This paper is from SoCC 2014 (Symposium of Cloud Computing) which IBM is the platinum sponsor for the year. It's a relatively easy read. In a nutshell, the authors explore the issues reported in repositories of popular open source cloud softwares/architectures such as Hadoop MapReduce, HDFS, HBase, Cassandra, ZooKeeper and Flume. They reviewed around ~22K issues, but the paper focuses only on 3655 issues which they consider as 'vital' issues -- 'which affect deployment'. It's a relatively long paper (14 pages), therefore I'll only refer to their findings in this blog post. Feel free to refer to the original paper for more in depth information.
The paper classify the bugs into different issue types. For example as an aspect reliability, performance, availability, security, consistency, scalability, topology and QoS are defined as the classes. For the scope of the bug single machine, multiple machines and clusters are defined. For software bugs logic, error handling, optimization, config, race, hang, space and load is defined.
As the bugs classified into the aspects, it turns out that reliability (45%), performance (22%) and availability (16%) are the dominant categories. However, data consistency (5%), scalability (2%) and topology (1%) are also becoming more prevalent as a result of cloud architectures.
Although people thrive to design systems with no single point of failure (no-SPoF), according to the paper, 139 bugs which authors defined as `killer bugs`, indicate a situation where cascade of failures happen in subtle ways and no-SPoF principle may not always be hold.

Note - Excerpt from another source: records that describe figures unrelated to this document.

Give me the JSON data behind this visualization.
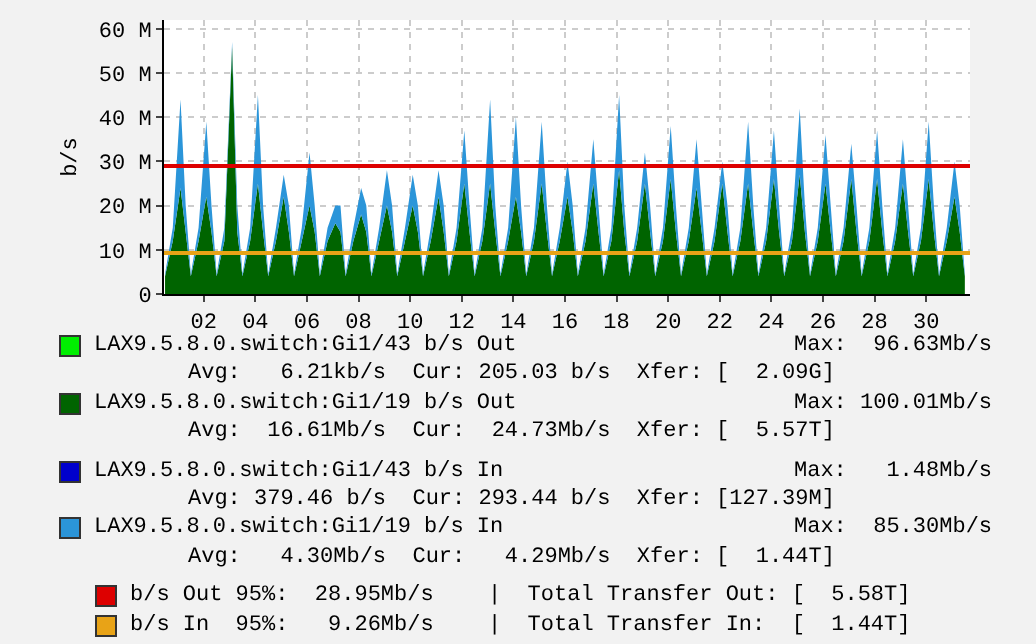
{
  "chart_data": {
    "type": "area",
    "stacked": true,
    "ylabel": "b/s",
    "x": [
      0.5,
      0.8,
      1.1,
      1.3,
      1.5,
      1.8,
      2.1,
      2.3,
      2.5,
      2.8,
      3.1,
      3.3,
      3.5,
      3.8,
      4.1,
      4.3,
      4.5,
      4.8,
      5.1,
      5.3,
      5.5,
      5.8,
      6.1,
      6.3,
      6.5,
      6.8,
      7.1,
      7.3,
      7.5,
      7.8,
      8.1,
      8.3,
      8.5,
      8.8,
      9.1,
      9.3,
      9.5,
      9.8,
      10.1,
      10.3,
      10.5,
      10.8,
      11.1,
      11.3,
      11.5,
      11.8,
      12.1,
      12.3,
      12.5,
      12.8,
      13.1,
      13.3,
      13.5,
      13.8,
      14.1,
      14.3,
      14.5,
      14.8,
      15.1,
      15.3,
      15.5,
      15.8,
      16.1,
      16.3,
      16.5,
      16.8,
      17.1,
      17.3,
      17.5,
      17.8,
      18.1,
      18.3,
      18.5,
      18.8,
      19.1,
      19.3,
      19.5,
      19.8,
      20.1,
      20.3,
      20.5,
      20.8,
      21.1,
      21.3,
      21.5,
      21.8,
      22.1,
      22.3,
      22.5,
      22.8,
      23.1,
      23.3,
      23.5,
      23.8,
      24.1,
      24.3,
      24.5,
      24.8,
      25.1,
      25.3,
      25.5,
      25.8,
      26.1,
      26.3,
      26.5,
      26.8,
      27.1,
      27.3,
      27.5,
      27.8,
      28.1,
      28.3,
      28.5,
      28.8,
      29.1,
      29.3,
      29.5,
      29.8,
      30.1,
      30.3,
      30.5,
      30.8,
      31.1,
      31.3,
      31.5
    ],
    "series": [
      {
        "name": "LAX9.5.8.0.switch:Gi1/43 b/s Out",
        "color": "#00ee00",
        "values": [
          null,
          null,
          null,
          null,
          null,
          null,
          null,
          null,
          null,
          null,
          null,
          null,
          null,
          null,
          null,
          null,
          null,
          null,
          null,
          null,
          null,
          null,
          null,
          null,
          null,
          null,
          null,
          null,
          null,
          null,
          null,
          null,
          null,
          null,
          null,
          null,
          null,
          null,
          null,
          null,
          null,
          null,
          null,
          null,
          null,
          null,
          null,
          null,
          null,
          null,
          null,
          null,
          null,
          null,
          null,
          null,
          null,
          null,
          null,
          null,
          null,
          null,
          null,
          null,
          null,
          null,
          null,
          null,
          null,
          null,
          null,
          null,
          null,
          null,
          null,
          null,
          null,
          null,
          null,
          null,
          null,
          null,
          null,
          null,
          null,
          null,
          null,
          null,
          null,
          null,
          null,
          null,
          null,
          null,
          null,
          null,
          null,
          null,
          null,
          null,
          null,
          null,
          null,
          null,
          null,
          null,
          null,
          null,
          null,
          null,
          null,
          null,
          null,
          null,
          null,
          null,
          null,
          null,
          null,
          null,
          null,
          null,
          null,
          null,
          null
        ]
      },
      {
        "name": "LAX9.5.8.0.switch:Gi1/19 b/s Out",
        "color": "#006400",
        "values": [
          4,
          12,
          24,
          14,
          4,
          12,
          22,
          14,
          4,
          12,
          56,
          14,
          4,
          12,
          25,
          14,
          4,
          12,
          22,
          14,
          4,
          12,
          20,
          14,
          4,
          12,
          16,
          14,
          4,
          12,
          18,
          14,
          4,
          12,
          20,
          14,
          4,
          12,
          20,
          14,
          4,
          12,
          22,
          14,
          4,
          12,
          25,
          14,
          4,
          12,
          25,
          14,
          4,
          12,
          22,
          14,
          4,
          12,
          25,
          14,
          4,
          12,
          22,
          14,
          4,
          12,
          25,
          14,
          4,
          12,
          28,
          14,
          4,
          12,
          25,
          14,
          4,
          12,
          26,
          14,
          4,
          12,
          24,
          14,
          4,
          12,
          25,
          14,
          4,
          12,
          25,
          14,
          4,
          12,
          26,
          14,
          4,
          12,
          27,
          14,
          4,
          12,
          25,
          14,
          4,
          12,
          26,
          14,
          4,
          12,
          26,
          14,
          4,
          12,
          25,
          14,
          4,
          12,
          26,
          14,
          4,
          12,
          22,
          14,
          4
        ]
      },
      {
        "name": "LAX9.5.8.0.switch:Gi1/43 b/s In",
        "color": "#0000cc",
        "values": [
          null,
          null,
          null,
          null,
          null,
          null,
          null,
          null,
          null,
          null,
          null,
          null,
          null,
          null,
          null,
          null,
          null,
          null,
          null,
          null,
          null,
          null,
          null,
          null,
          null,
          null,
          null,
          null,
          null,
          null,
          null,
          null,
          null,
          null,
          null,
          null,
          null,
          null,
          null,
          null,
          null,
          null,
          null,
          null,
          null,
          null,
          null,
          null,
          null,
          null,
          null,
          null,
          null,
          null,
          null,
          null,
          null,
          null,
          null,
          null,
          null,
          null,
          null,
          null,
          null,
          null,
          null,
          null,
          null,
          null,
          null,
          null,
          null,
          null,
          null,
          null,
          null,
          null,
          null,
          null,
          null,
          null,
          null,
          null,
          null,
          null,
          null,
          null,
          null,
          null,
          null,
          null,
          null,
          null,
          null,
          null,
          null,
          null,
          null,
          null,
          null,
          null,
          null,
          null,
          null,
          null,
          null,
          null,
          null,
          null,
          null,
          null,
          null,
          null,
          null,
          null,
          null,
          null,
          null,
          null,
          null,
          null,
          null,
          null,
          null
        ]
      },
      {
        "name": "LAX9.5.8.0.switch:Gi1/19 b/s In",
        "color": "#2b95d9",
        "values": [
          0.5,
          3,
          20,
          6,
          0.5,
          3,
          17,
          6,
          0.5,
          3,
          1,
          6,
          0.5,
          3,
          20,
          6,
          0.5,
          3,
          5,
          6,
          0.5,
          3,
          12,
          6,
          0.5,
          3,
          4,
          6,
          0.5,
          3,
          6,
          6,
          0.5,
          3,
          8,
          6,
          0.5,
          3,
          7,
          6,
          0.5,
          3,
          6,
          6,
          0.5,
          3,
          12,
          6,
          0.5,
          3,
          19,
          6,
          0.5,
          3,
          18,
          6,
          0.5,
          3,
          14,
          6,
          0.5,
          3,
          8,
          6,
          0.5,
          3,
          10,
          6,
          0.5,
          3,
          17,
          6,
          0.5,
          3,
          7,
          6,
          0.5,
          3,
          12,
          6,
          0.5,
          3,
          11,
          6,
          0.5,
          3,
          5,
          6,
          0.5,
          3,
          14,
          6,
          0.5,
          3,
          11,
          6,
          0.5,
          3,
          15,
          6,
          0.5,
          3,
          11,
          6,
          0.5,
          3,
          8,
          6,
          0.5,
          3,
          11,
          6,
          0.5,
          3,
          10,
          6,
          0.5,
          3,
          13,
          6,
          0.5,
          3,
          8,
          6,
          0.5
        ]
      }
    ],
    "xlim": [
      0.46,
      31.7
    ],
    "xticks": [
      {
        "value": 2,
        "label": "02"
      },
      {
        "value": 4,
        "label": "04"
      },
      {
        "value": 6,
        "label": "06"
      },
      {
        "value": 8,
        "label": "08"
      },
      {
        "value": 10,
        "label": "10"
      },
      {
        "value": 12,
        "label": "12"
      },
      {
        "value": 14,
        "label": "14"
      },
      {
        "value": 16,
        "label": "16"
      },
      {
        "value": 18,
        "label": "18"
      },
      {
        "value": 20,
        "label": "20"
      },
      {
        "value": 22,
        "label": "22"
      },
      {
        "value": 24,
        "label": "24"
      },
      {
        "value": 26,
        "label": "26"
      },
      {
        "value": 28,
        "label": "28"
      },
      {
        "value": 30,
        "label": "30"
      }
    ],
    "ylim": [
      0,
      62
    ],
    "yticks": [
      {
        "value": 0,
        "label": "0"
      },
      {
        "value": 10,
        "label": "10 M"
      },
      {
        "value": 20,
        "label": "20 M"
      },
      {
        "value": 30,
        "label": "30 M"
      },
      {
        "value": 40,
        "label": "40 M"
      },
      {
        "value": 50,
        "label": "50 M"
      },
      {
        "value": 60,
        "label": "60 M"
      }
    ],
    "ref_lines": [
      {
        "axis": "y",
        "value": 28.95,
        "label": "b/s Out 95%:  28.95Mb/s",
        "color": "#dd0000"
      },
      {
        "axis": "y",
        "value": 9.26,
        "label": "b/s In  95%:   9.26Mb/s",
        "color": "#e8a317"
      }
    ],
    "annotations": [
      "Max:  96.63Mb/s",
      "Avg:   6.21kb/s  Cur: 205.03 b/s  Xfer: [  2.09G]",
      "Max: 100.01Mb/s",
      "Avg:  16.61Mb/s  Cur:  24.73Mb/s  Xfer: [  5.57T]",
      "Max:   1.48Mb/s",
      "Avg: 379.46 b/s  Cur: 293.44 b/s  Xfer: [127.39M]",
      "Max:  85.30Mb/s",
      "Avg:   4.30Mb/s  Cur:   4.29Mb/s  Xfer: [  1.44T]",
      "|  Total Transfer Out: [  5.58T]",
      "|  Total Transfer In:  [  1.44T]"
    ],
    "grid": true,
    "legend": "bottom"
  }
}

Another important finding of the paper is to reveal that hardware failures (13% of the issues) may not be easy to handle. Although cloud community has been preached for a long time about handling hardware failures in software, as the authors pointed out, hardware can fail for any reason, 'stop', 'corrupt' or 'limp', any time and worse recovery itself can see another failure.

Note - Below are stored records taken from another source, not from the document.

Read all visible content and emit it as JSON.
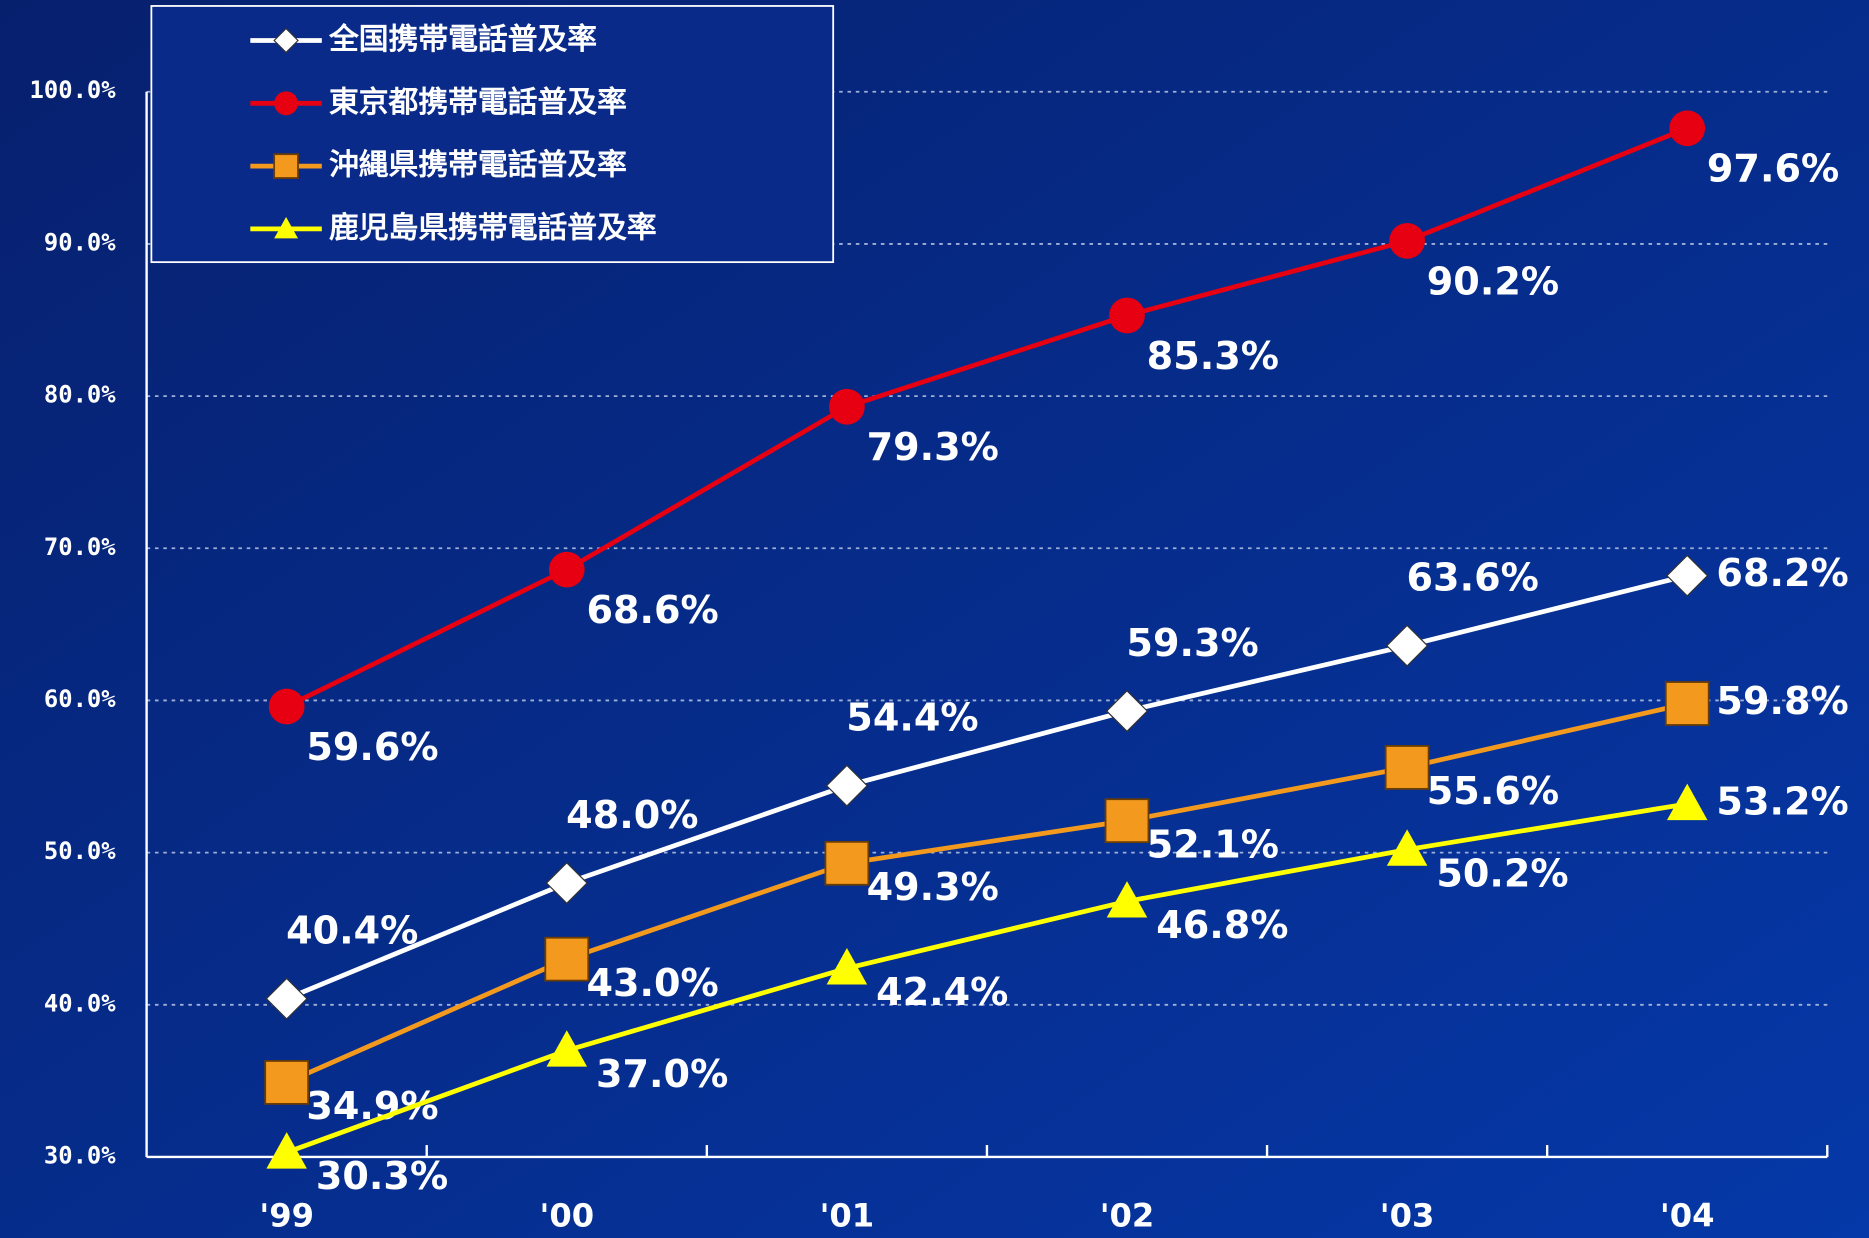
{
  "chart_data": {
    "type": "line",
    "categories": [
      "'99",
      "'00",
      "'01",
      "'02",
      "'03",
      "'04"
    ],
    "ylim": [
      30,
      100
    ],
    "yticks": [
      {
        "value": 30,
        "label": "30.0%"
      },
      {
        "value": 40,
        "label": "40.0%"
      },
      {
        "value": 50,
        "label": "50.0%"
      },
      {
        "value": 60,
        "label": "60.0%"
      },
      {
        "value": 70,
        "label": "70.0%"
      },
      {
        "value": 80,
        "label": "80.0%"
      },
      {
        "value": 90,
        "label": "90.0%"
      },
      {
        "value": 100,
        "label": "100.0%"
      }
    ],
    "grid": true,
    "legend": "top-left",
    "series": [
      {
        "name": "全国携帯電話普及率",
        "color": "#ffffff",
        "marker": "diamond",
        "values": [
          40.4,
          48.0,
          54.4,
          59.3,
          63.6,
          68.2
        ],
        "value_labels": [
          "40.4%",
          "48.0%",
          "54.4%",
          "59.3%",
          "63.6%",
          "68.2%"
        ]
      },
      {
        "name": "東京都携帯電話普及率",
        "color": "#e60012",
        "marker": "circle",
        "values": [
          59.6,
          68.6,
          79.3,
          85.3,
          90.2,
          97.6
        ],
        "value_labels": [
          "59.6%",
          "68.6%",
          "79.3%",
          "85.3%",
          "90.2%",
          "97.6%"
        ]
      },
      {
        "name": "沖縄県携帯電話普及率",
        "color": "#f39a1e",
        "marker": "square",
        "values": [
          34.9,
          43.0,
          49.3,
          52.1,
          55.6,
          59.8
        ],
        "value_labels": [
          "34.9%",
          "43.0%",
          "49.3%",
          "52.1%",
          "55.6%",
          "59.8%"
        ]
      },
      {
        "name": "鹿児島県携帯電話普及率",
        "color": "#ffff00",
        "marker": "triangle",
        "values": [
          30.3,
          37.0,
          42.4,
          46.8,
          50.2,
          53.2
        ],
        "value_labels": [
          "30.3%",
          "37.0%",
          "42.4%",
          "46.8%",
          "50.2%",
          "53.2%"
        ]
      }
    ]
  }
}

Another interesting but not surprising finding from the paper is the fact that 'availability first, correctness second' paradigm. As reported, authors found cases where inconsistency and corruption in data are reported but ignored which they think because of the fact that availability and uptime is more important than inconsistent data. There is also another fact that cloud systems are generally evaluated with their uptimes and reliability, and also it's easy to quantify, therefore availability is more important than consistency.